その本には、古い時代の一軒の食堂のことが描かれ、そこに登場する「食堂の娘」というのがおばあちゃんらしい。
孫娘は本を3冊買った。1冊は仏壇に、1冊は本棚に、そして、もう1冊はおばあちゃんがいつでも読めるように、机の上に広げて置いてある。
孫娘は大学を卒業して、皆が大きな会社に就職したがるのを尻目に、アルバイト料にちょっと足したような給料の、小さな書店に就職する。
そこでの彼女の仕事は、客の求める本を探したり、相談に乗ったり、コンピュータで検索したりして、必ず、客の探している本を見つけるというものであった。上司が付けた名札には「ブック・コンセルジュ」と書かれている。

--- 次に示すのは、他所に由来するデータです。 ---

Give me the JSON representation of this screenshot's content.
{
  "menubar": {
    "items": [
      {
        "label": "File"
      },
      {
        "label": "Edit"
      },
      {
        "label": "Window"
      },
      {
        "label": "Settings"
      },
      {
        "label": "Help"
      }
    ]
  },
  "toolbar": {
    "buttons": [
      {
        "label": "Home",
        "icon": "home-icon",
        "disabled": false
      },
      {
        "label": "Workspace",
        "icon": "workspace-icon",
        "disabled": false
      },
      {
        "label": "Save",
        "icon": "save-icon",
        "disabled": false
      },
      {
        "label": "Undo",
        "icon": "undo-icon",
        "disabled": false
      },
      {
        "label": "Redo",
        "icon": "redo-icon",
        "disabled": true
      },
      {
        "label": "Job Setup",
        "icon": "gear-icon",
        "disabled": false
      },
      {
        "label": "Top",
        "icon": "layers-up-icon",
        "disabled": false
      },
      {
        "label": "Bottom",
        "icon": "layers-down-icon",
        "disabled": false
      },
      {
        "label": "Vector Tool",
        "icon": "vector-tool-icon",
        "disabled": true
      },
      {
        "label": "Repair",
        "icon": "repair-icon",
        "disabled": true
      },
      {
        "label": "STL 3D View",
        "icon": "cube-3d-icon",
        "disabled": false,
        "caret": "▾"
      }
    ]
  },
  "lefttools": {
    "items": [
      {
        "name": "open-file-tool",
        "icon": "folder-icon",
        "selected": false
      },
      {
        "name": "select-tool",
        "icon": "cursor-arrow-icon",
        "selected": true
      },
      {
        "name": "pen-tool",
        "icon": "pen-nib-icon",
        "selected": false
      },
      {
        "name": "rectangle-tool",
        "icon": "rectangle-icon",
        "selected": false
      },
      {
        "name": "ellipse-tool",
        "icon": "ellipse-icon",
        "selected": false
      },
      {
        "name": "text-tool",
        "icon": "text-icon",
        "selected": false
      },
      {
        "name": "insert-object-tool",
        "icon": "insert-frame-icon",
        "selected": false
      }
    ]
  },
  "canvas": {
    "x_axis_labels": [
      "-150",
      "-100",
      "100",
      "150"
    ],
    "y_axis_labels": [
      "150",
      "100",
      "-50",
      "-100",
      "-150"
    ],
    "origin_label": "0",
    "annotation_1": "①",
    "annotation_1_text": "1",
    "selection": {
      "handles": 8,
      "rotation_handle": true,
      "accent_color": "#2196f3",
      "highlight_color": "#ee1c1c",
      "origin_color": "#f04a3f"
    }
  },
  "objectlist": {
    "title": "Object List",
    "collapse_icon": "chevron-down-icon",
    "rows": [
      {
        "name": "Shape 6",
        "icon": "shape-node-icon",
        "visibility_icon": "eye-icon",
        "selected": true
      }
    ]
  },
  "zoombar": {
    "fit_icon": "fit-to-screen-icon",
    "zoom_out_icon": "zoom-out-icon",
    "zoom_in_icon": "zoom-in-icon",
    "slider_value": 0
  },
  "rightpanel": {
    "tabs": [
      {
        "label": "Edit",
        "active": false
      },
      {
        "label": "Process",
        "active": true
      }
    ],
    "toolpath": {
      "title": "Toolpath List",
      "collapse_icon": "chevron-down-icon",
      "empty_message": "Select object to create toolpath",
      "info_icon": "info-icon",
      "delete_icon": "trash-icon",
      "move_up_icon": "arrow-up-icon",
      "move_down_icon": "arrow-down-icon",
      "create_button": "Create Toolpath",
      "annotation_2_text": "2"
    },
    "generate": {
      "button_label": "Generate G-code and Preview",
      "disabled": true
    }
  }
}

朗読を聞いてのかなり早い段階から、孫娘はきっと本屋に勤めるんだろうなという予感がした。
元々はおばあちゃんの、絶版になった、古い古い本を探せというわがままから、本探しが始まった。そして、おばあちゃんには他意はなかったかもしれないが、おばあちゃんが生きている間、そして、亡くなっても本屋を探し続け、本屋巡りをしたということそれ自体が、孫娘の人生に大きく影響を与えたはずである。
誰も積極的には意図しなかった巡り合わせが、孫娘の仕事、考え方、生き方に影響を与え、人生を決めていった。
私はそこに人生の不思議、おばあちゃんと孫娘の関係(宿命)、生きるということ、生きる目的というようなものが描かれているような気がした。